5.1 Efficiency of Emergency Admissions

This analysis examines the efficiency of emergency admissions by focusing on the duration of hospital stays compared to the average.

WITH avg_time AS (
    SELECT AVG(time_in_hospital) AS avg_hospital_time
    FROM health
)
-- Count patients staying less and more than the average duration and calculate percentages
SELECT 
    ROUND(100.0 * SUM(CASE
                WHEN time_in_hospital < avg_hospital_time THEN 1
                ELSE 0
            END) / COUNT(*),
            2) AS pct_below_average_stays,
    ROUND(100.0 * SUM(CASE
                WHEN time_in_hospital >= avg_hospital_time THEN 1
                ELSE 0
            END) / COUNT(*),
            2) AS pct_above_or_equal_average_stays
FROM
    health,
    avg_time;

This helps to understand the distribution of hospital stays but also to quantify how often emergency admissions result in shorter-than-average stays, potentially indicating efficiency in patient management and resource utilization.

Conclusion

This project unveiled several insights into the healthcare management of diabetic patients:

Short Hospital Stays: The majority of patients had brief hospital admissions, underscoring the efficiency of initial treatments but also raising questions about the adequacy of care for preventing readmissions.
Specialty Resource Utilization: High procedural demands were notable in specialties such as thoracic and cardiovascular surgery, suggesting areas that might benefit from targeted resource allocation.
Correlation of Lab Procedures with Hospital Stay: A direct correlation was observed between the number of lab procedures and the length of hospital stays, highlighting the complexity of cases managed and the resources utilized.

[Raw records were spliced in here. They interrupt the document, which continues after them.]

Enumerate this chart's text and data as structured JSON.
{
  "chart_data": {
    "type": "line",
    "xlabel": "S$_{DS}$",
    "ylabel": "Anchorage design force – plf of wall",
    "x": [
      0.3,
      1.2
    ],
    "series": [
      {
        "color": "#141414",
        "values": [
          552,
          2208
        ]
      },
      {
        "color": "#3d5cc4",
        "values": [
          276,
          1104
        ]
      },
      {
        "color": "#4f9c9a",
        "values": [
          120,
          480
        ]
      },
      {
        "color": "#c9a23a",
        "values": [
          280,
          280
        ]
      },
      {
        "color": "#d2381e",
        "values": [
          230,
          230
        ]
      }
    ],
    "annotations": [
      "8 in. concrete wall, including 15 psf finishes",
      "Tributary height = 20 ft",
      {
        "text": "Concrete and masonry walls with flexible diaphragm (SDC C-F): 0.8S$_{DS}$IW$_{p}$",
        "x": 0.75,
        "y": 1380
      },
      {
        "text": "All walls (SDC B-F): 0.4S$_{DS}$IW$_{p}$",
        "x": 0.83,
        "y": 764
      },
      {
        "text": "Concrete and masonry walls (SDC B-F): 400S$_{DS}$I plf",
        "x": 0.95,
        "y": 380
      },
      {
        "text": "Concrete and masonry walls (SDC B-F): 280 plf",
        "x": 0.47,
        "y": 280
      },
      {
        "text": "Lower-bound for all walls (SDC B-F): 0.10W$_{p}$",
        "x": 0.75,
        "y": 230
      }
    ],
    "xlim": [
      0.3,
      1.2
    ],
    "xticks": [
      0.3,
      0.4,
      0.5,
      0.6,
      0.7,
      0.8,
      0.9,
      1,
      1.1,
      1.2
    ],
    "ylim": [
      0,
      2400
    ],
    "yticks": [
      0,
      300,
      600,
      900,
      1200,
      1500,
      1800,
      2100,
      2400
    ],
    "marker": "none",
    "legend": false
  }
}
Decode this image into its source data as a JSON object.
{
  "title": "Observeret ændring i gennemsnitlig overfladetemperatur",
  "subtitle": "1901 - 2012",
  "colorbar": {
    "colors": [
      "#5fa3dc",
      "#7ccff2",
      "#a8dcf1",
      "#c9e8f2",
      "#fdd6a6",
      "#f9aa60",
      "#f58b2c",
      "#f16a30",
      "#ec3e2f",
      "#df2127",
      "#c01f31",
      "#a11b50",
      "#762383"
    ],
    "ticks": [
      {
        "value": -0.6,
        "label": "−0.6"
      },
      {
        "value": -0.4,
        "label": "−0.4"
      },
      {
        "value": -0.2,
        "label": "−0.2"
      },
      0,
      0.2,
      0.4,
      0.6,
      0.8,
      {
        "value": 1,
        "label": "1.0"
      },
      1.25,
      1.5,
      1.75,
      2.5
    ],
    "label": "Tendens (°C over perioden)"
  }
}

Reflecting on this project, I used my SQL knowledge to navigate the complexities of a healthcare dataset focused on diabetes care. The process involved data cleaning and preparation, including correcting data types and managing missing values, which were necessary for effective analysis. Utilizing SQL techniques like subqueries, CTEs, and complex joins deepened my understanding of real-world data applications. Engaging with healthcare data underscored the potential of data analytics in improving operational efficiencies. Overall, this experience has not only bolstered my analytical capabilities but also piqued my interest in the intersection of data science and healthcare.